Le mariage des volumes lourds et des volumes légers, en revanche, nécessite un dosage plus délicat. L’exemple de la nature qui n’a pas hésité à donner des feuilles aux arbres, permet de constater qu’en principe pour un volume lourd il faut prévoir une multiplicité de volumes légers. Par exemple, une masse en relief d’un canapé, continuée en surface sur le pur par un grand tableau et au sol par un tapis, appelle des meubles ou objets légers, assez nombreux pour représenter l’équivalent ou presque de sa propre masse.
Dans cette recherche d’équilibre, plus difficile mais plus riche, de volumes contraires, l’opposition bien exploitée des masses en longueur et des masses en hauteur transforme cette rupture de rythme en musique pour l’œil. Celle-ci supporte un accompagnement fait de quelques objets ou meubles de masse réduite, liant les volumes sans détruire l’effet de contraste, à condition que le nombre en soit limité et ne surcharge pas ce décor don la pureté dépend d’un certain dépouillement.
Ce qui est vrai pour des volumes indépendants liés entre eux par les affinités secrètes d’une harmonie trouvée l’est également pour un volume seul que sa destination sculpte en pleins et en vides. La répartition de ceux-ci pose les mêmes problèmes d’équilibre que si chacun était doué d’une vie propre condamnée à s’accommoder de la vie des autres dans la promiscuité plus grande d’un volume unique. Au milieu d’une suite ininterrompue de placards destinés à divers rangements, et dont l’alignement même, sans autre enjolivement que la laque blanche qui les recouvre, est un parti pris d’équilibre, la coupure opérée par des vitrines laisse à l’œil le plaisir de la halte.
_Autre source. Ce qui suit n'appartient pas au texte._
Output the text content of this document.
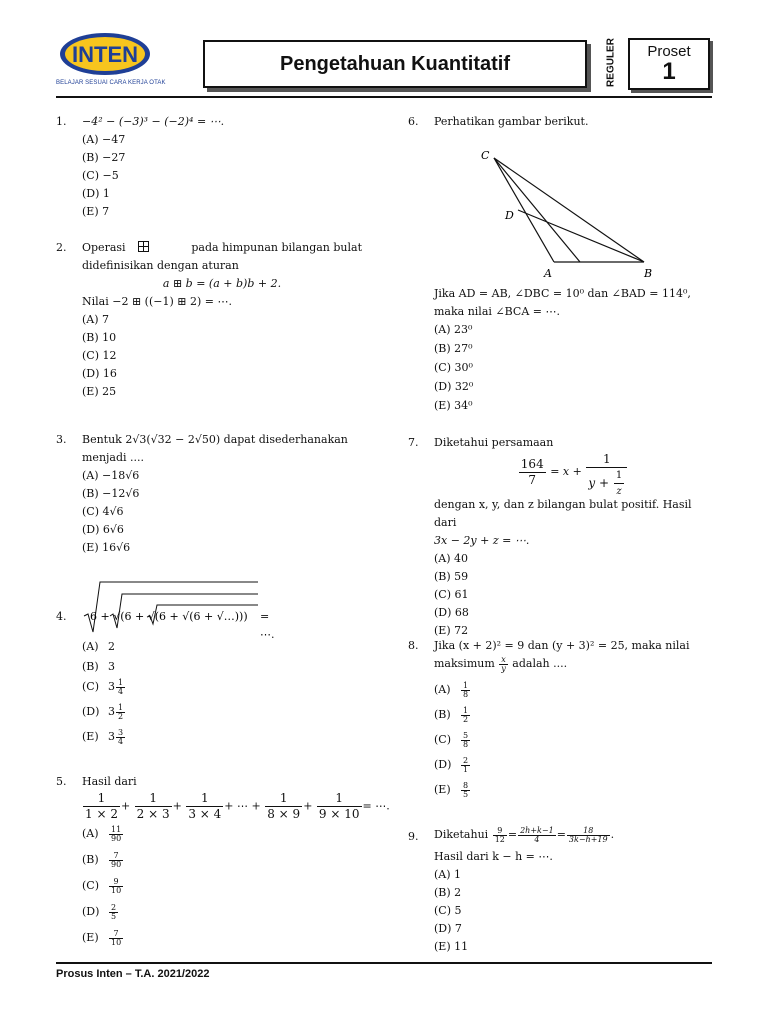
INTEN
BELAJAR SESUAI CARA KERJA OTAK
Pengetahuan Kuantitatif	REGULER	Proset
1
1. −4² − (−3)³ − (−2)⁴ = ⋯.
(A) −47
(B) −27
(C) −5
(D) 1
(E) 7
2. Operasi	pada himpunan bilangan bulat
didefinisikan dengan aturan
a ⊞ b = (a + b)b + 2.
Nilai −2 ⊞ ((−1) ⊞ 2) = ⋯.
(A) 7
(B) 10
(C) 12
(D) 16
(E) 25
3. Bentuk 2√3(√32 − 2√50) dapat disederhanakan
menjadi ....
(A) −18√6
(B) −12√6
(C) 4√6
(D) 6√6
(E) 16√6
4. 6 + √(6 + √(6 + √(6 + √…))) = ⋯.
(A) 2
(B) 3
(C) $3 \frac{1}{4}$
(D) $3 \frac{1}{2}$
(E) $3 \frac{3}{4}$
5. Hasil dari
$\frac{1}{1 \times 2} + \frac{1}{2 \times 3} + \frac{1}{3 \times 4}$ + ⋯ + $\frac{1}{8 \times 9} + \frac{1}{9 \times 10}$ = ⋯.
$(A) \frac{11}{90}$
$(B) \frac{7}{90}$
$(C) \frac{9}{10}$
$(D) \frac{2}{5}$
$(E) \frac{7}{10}$
6. Perhatikan gambar berikut.
C
D
A	B
Jika AD = AB, ∠DBC = 10⁰ dan ∠BAD = 114⁰,
maka nilai ∠BCA = ⋯.
(A) 23⁰
(B) 27⁰
(C) 30⁰
(D) 32⁰
(E) 34⁰
7. Diketahui persamaan
$\frac{164}{7} = x + \frac{1}{y + \frac{1}{z}}$
dengan x, y, dan z bilangan bulat positif. Hasil dari
3x − 2y + z = ⋯.
(A) 40
(B) 59
(C) 61
(D) 68
(E) 72
8. Jika (x + 2)² = 9 dan (y + 3)² = 25, maka nilai
maksimum $\frac{x}{y}$ adalah ....
$(A) \frac{1}{8}$
$(B) \frac{1}{2}$
$(C) \frac{5}{8}$
$(D) \frac{2}{1}$
$(E) \frac{8}{5}$
9. Diketahui $\frac{9}{12} = \frac{2h+k-1}{4} = \frac{18}{3k-h+19}$ .
Hasil dari k − h = ⋯.
(A) 1
(B) 2
(C) 5
(D) 7
(E) 11
Prosus Inten – T.A. 2021/2022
Légères par le volume et le verre employé, elles jouent le rôle de la ponctuation qui donne à la phrase son sens exact.
A la limite, la répartition des pleins et des vides dans un meuble rejoint la sculpture et le transforme en élément décoratif, support digne des objets d’art que l’on y expose. Les rapports d’une case à l’autre s’établissent exactement selon les lois qui régissent l’assemblage des volumes, et la recherche doit être poussée jusque dans le garnissage de chaque case par l’objet de taille appropriée.
A soupeser les volumes, à les équilibrer, à la disposer d’une manière ou d’une autre, on rencontre avec certitude le visage rassurant de la symétrie. Les deux plateaux de la balance s’alignent rigoureusement, un ordre indiscutable est établi. Plein de raison plus que d’imagination, de sagesse plus que de fantaisie, cet ordre-là procure sans conteste le calme et la sérénité. Encore faut-il qu’entre les jumeaux de tailles diverses s’établisse un rapport aussi heureux.
L’asymétrie, au contraire, c’est le désordre. Mais le désordre est un effet de l’art, et l’art est un ordre des choses. *Donc le désordre de l’asymétrie n’est qu’apparent, il cache en réalité un ordre plus subtil, plus difficile à trouver. On court le risque, le cherchant, de ne rencontrer que la démesure là où l’on espérait l’originalité et la belle composition. Mais si, à force de tâtonner, de se façonner la vue, on réussit à créer l’équilibre dans le déséquilibre, l’ordre dans le désordre, le résultat sans beau comme une œuvre d’art.